- April 02

Over the last couple of years, Local H has been on a rollercoaster ride, now you have a new drummer, a new label, and a new album. A lot of people would have thrown in the towel and got an office job. What kept you going??

I didn't think I was done. I still had things to say. I still wanted to make anther record. I still felt like we had something to prove.

Is there a story behind the new album's title, Here Comes the Zoo

It's an Iggy Pop reference. I was listening to the Lust for Life record pretty much non-stop while we were making this new record and when I was coming home after it was done, I was still listening to it and that's one of the lines in one of the songs and I just really thought that would probably fit.

Compared to your earlier work, Here Comes the Zoo has a harder edge to it with a bit of the space rock vibe thrown in. Was there an effort to kind of go in a new direction or did it just happen naturally?

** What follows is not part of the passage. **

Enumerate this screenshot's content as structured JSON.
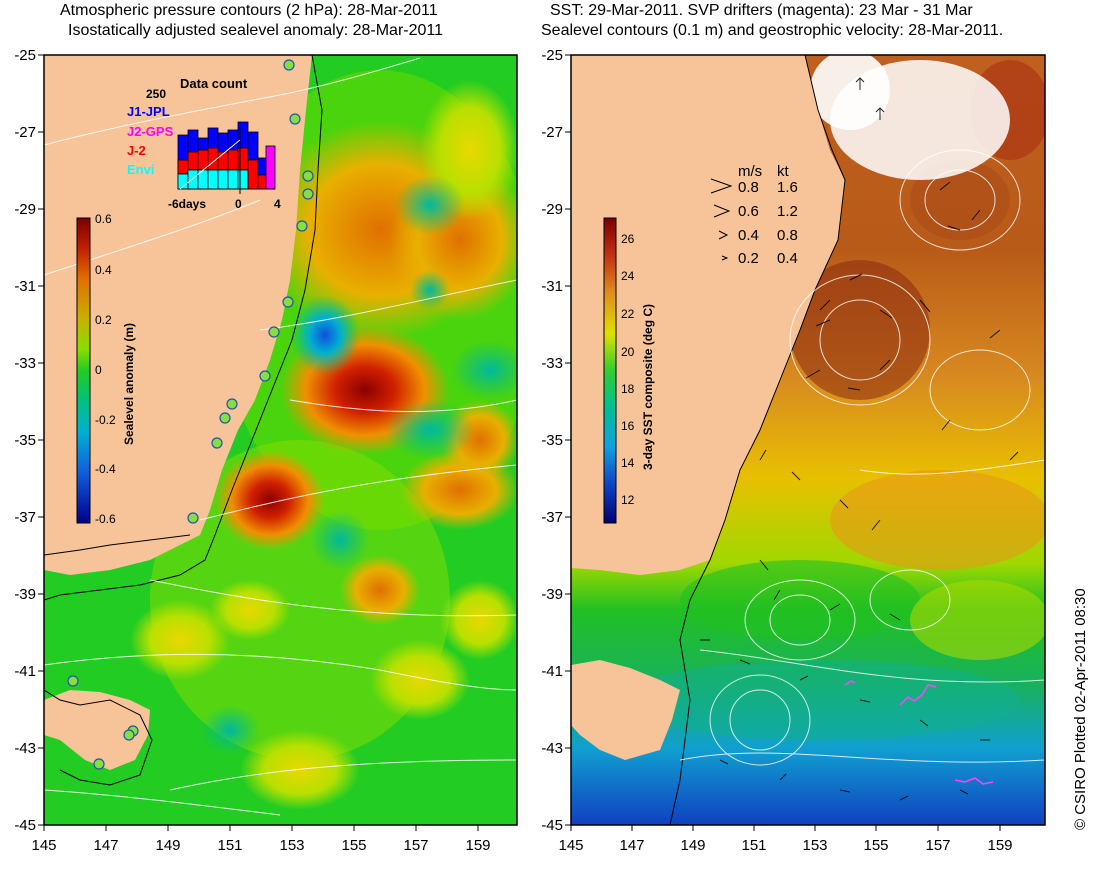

I don't really like to push things in a new direction. I like things to just happen and hopefully you keep growing and keep trying to get better and write better songs. You will change, but not in a stupid, pre-meditated way that just feels phony. To me they all seem pretty much the same, but if they do sound different I'm pretty happy about that.

How was it having Jack Douglas (Aerosmith, Cheap Trick) in the studio producing the record affect things?

I don't's really hard to say. He's really good at getting performances out of people, and that's one of the things I noticed about him. Everything was pretty laid back. We had toured with a lot of these songs previous to recording just to sort of get the live feel and get comfortable with the songs, so that helped. I probably would've liked to done that with every song on the record.

For this record, you enlisted the talents of many people, including the Misfits' Jerry Only and Queen of the Stone Age's Josh Homme. How did that come about?

I've just known Josh from hanging out with him when they play and being a big fan of his since Kyuss and we thought this was right up his alley. Somebody like Jerry Only, it was the case that we were in Jersey and somebody brought up the idea "why don't we get him?" and we were like "yeah!" and we made it happen. He was probably the only one on the record that I didn't know that well, but it was a kick for us to have him come in.

Being around the business, I think the song "Rock & Roll Professionals" is dead-on when it comes to major labels and the way they treat their artists. Was this song written in response to the way your career ended at Island Records?

No, I don't think it's about that at all. It's more about the artists, and how they're full of shit. I don't really like using the term "artist" to describe rock musicians or rock stars. They're not even musicians. They believe their own hype and they're full of it and they just turn rock into this business. It's about those people; people who can't wait to sell-out; can't wait to get the song in a commercial. [They] know how many records they've sold every week and know exactly where they are on the charts; what the strongest markets are. It's a bummer. You get these dick-heads that just want to be record executives and they are record executives; they're over-glorified record executives. It's got nothing to do with the labels; they know they're full of shit. It's the people who make the music that really think they're something else.

Pack Up the Cats was released at a bad time when things at Island were very unsteady and the record never got the promotion it needed. What goes through your mind when a label basically turns its back on you and your hands are tied?

I was really proud of that record, and it was a bummer. I kind of wished I never had given it to them; that I have waited and put it out with somebody that had the time to do it. You're also dealing with a lot of people at the label who really don't know if they're going to have a job, and that's what they're more worried about than anything. "Where am I going to be next week?" To get those people to focus on you when they're scared about where their next paycheck is coming from is really tough and you can understand why their attentions are elsewhere.

Your bio says you followed Chris Blackwell, the Island Records Founder, to Palm Pictures. How much of an influence has Chris had on your career?

Those people were the first people to ever be interested in anything we've done. I know loyalty in this business is stupid, but I really do respect what he's done and I respect the kind of attitude that he has, which is "I'm going to do what I want and that's it." I like that, and I want to be around that.

Palm has made Here Comes the Zoo a priority and they are really pushing the record. Are you satisfied with how the label is treating you?

Yeah, it's good. The only way that we work is to have enough time to build and grow and keep going for the long term. If we can't work with a label that understands then we'll always have problems.

You're currently on the road with Chevelle. How have the shows been and how was the crowd reacted?

It's been great, it's really good. I'm really happy. We've been out for seven weeks and I'm not fried at all; I'm totally psyched, having a great time!

Any good tour stories or memories that stick in your head?

We just like to play pranks on people. It's been a good tour, we're out with Chevelle and Burning Brides and they're great. We fuck with their crew all the time, put hot sauce on each others food when they're not expecting it. We're stupid; were just a bunch of over-grown children.

One last question: A lot of people want to know what the deal is with the dummy?

It just comes out as this thing we used to say to each other: "Now who's the dummy?" A friend of mine just went out and got me one of those and had a shirt made up. The way things most things turn out, it just turns out to be the center of everything: marketing, your record; it's just one of those stupid things that take a life of its own.